= Su-In Lee =

South Korean and American computer scientist (born 1979)

Su-In Lee (born 1979) is a South Korean and American computer scientist known for her research on explainable artificial intelligence and its applications in biomedical research. She is a Boeing Endowed Professor of Computer Science in the Paul G. Allen School of Computer Science and Engineering at the University of Washington.

==Education and Career==
Lee was born in Busan in 1979. She became a student at Seoul Science High School, and earned a bachelor's degree in electrical engineering and computer science from KAIST in 2001. She went to Stanford University for graduate study in computer science, and completed her Ph.D. in 2009 in the Stanford Artificial Intelligence Laboratory with the dissertation Machine learning approaches to understand the genetic basis for complex traits supervised by Daphne Koller.
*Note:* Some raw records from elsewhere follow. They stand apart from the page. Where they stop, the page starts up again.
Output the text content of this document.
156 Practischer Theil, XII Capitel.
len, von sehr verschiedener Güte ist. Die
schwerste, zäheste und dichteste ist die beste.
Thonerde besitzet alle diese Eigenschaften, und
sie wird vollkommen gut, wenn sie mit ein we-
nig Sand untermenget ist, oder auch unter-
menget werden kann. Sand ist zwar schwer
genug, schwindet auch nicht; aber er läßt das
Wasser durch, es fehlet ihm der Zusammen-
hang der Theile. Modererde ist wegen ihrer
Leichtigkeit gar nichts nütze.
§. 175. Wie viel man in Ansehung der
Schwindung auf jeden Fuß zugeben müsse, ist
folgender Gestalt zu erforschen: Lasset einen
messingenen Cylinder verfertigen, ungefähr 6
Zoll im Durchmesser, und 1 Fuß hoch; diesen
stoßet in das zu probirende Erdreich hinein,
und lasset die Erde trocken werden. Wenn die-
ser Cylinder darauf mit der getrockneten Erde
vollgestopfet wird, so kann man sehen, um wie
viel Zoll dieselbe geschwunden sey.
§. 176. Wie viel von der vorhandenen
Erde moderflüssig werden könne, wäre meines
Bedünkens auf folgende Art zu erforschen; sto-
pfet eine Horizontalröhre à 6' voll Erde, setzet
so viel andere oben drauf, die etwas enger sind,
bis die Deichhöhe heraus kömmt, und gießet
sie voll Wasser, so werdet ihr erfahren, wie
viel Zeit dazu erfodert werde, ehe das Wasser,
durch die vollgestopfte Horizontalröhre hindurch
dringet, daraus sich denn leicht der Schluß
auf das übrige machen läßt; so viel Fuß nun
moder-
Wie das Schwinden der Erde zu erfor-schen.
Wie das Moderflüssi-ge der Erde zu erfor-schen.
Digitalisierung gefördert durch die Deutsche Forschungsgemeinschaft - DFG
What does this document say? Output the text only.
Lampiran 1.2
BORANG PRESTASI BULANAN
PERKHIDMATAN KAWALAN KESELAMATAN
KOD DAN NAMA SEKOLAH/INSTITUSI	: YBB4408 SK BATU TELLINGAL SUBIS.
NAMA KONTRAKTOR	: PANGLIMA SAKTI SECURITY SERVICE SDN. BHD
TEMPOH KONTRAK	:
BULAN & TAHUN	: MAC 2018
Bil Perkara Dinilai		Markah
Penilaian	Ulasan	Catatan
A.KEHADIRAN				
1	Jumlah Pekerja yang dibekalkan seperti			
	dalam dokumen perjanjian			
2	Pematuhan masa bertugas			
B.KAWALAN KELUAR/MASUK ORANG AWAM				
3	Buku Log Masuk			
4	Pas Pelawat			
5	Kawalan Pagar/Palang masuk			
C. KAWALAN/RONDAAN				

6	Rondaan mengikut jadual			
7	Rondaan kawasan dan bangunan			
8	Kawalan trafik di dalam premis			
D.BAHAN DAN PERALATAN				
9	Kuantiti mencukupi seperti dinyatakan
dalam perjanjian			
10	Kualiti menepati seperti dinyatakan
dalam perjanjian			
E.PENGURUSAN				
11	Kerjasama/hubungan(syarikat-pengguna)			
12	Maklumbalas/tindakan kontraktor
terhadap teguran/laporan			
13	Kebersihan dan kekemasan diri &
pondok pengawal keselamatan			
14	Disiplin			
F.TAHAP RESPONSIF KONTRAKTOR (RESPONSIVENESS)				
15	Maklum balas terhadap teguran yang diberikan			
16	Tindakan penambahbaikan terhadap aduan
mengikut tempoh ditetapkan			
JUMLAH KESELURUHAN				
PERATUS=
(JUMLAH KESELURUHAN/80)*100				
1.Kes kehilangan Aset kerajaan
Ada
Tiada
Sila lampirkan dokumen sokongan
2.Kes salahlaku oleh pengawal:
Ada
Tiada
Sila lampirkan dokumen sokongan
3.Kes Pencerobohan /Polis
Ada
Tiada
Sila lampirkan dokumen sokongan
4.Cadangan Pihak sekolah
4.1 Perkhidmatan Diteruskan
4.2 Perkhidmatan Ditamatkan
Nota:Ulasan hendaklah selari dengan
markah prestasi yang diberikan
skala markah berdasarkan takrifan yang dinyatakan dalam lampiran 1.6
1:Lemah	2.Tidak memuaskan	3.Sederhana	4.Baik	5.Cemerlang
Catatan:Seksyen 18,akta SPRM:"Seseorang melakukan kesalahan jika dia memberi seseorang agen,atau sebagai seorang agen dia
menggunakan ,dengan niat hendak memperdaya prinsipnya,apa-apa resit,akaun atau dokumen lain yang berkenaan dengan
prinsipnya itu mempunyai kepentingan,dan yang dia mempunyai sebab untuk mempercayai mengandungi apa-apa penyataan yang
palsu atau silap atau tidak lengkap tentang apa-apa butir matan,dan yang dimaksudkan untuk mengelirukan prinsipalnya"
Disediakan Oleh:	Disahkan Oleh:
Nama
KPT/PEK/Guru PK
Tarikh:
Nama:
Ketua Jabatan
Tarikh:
After postdoctoral research as a visiting assistant professor at Carnegie Mellon University, Lee joined the University of Washington in 2010. She was given a Paul G. Allen Career Development Professorship in 2021, and was named as a Boeing Endowed Professor of Computer Science in 2025.

==Recognition==
Lee was the 2024 laureate of the Ho-Am Prize in Engineering, and the 2024 recipient of the ISCB Innovator Award of the International Society for Computational Biology.

She was named as a Fellow of the American Institute for Medical and Biological Engineering in 2024, "for development of foundational AI principles and techniques to catalyze biomedical discoveries and insights and advance human health", and as a Fellow of the International Society for Computational Biology in 2025.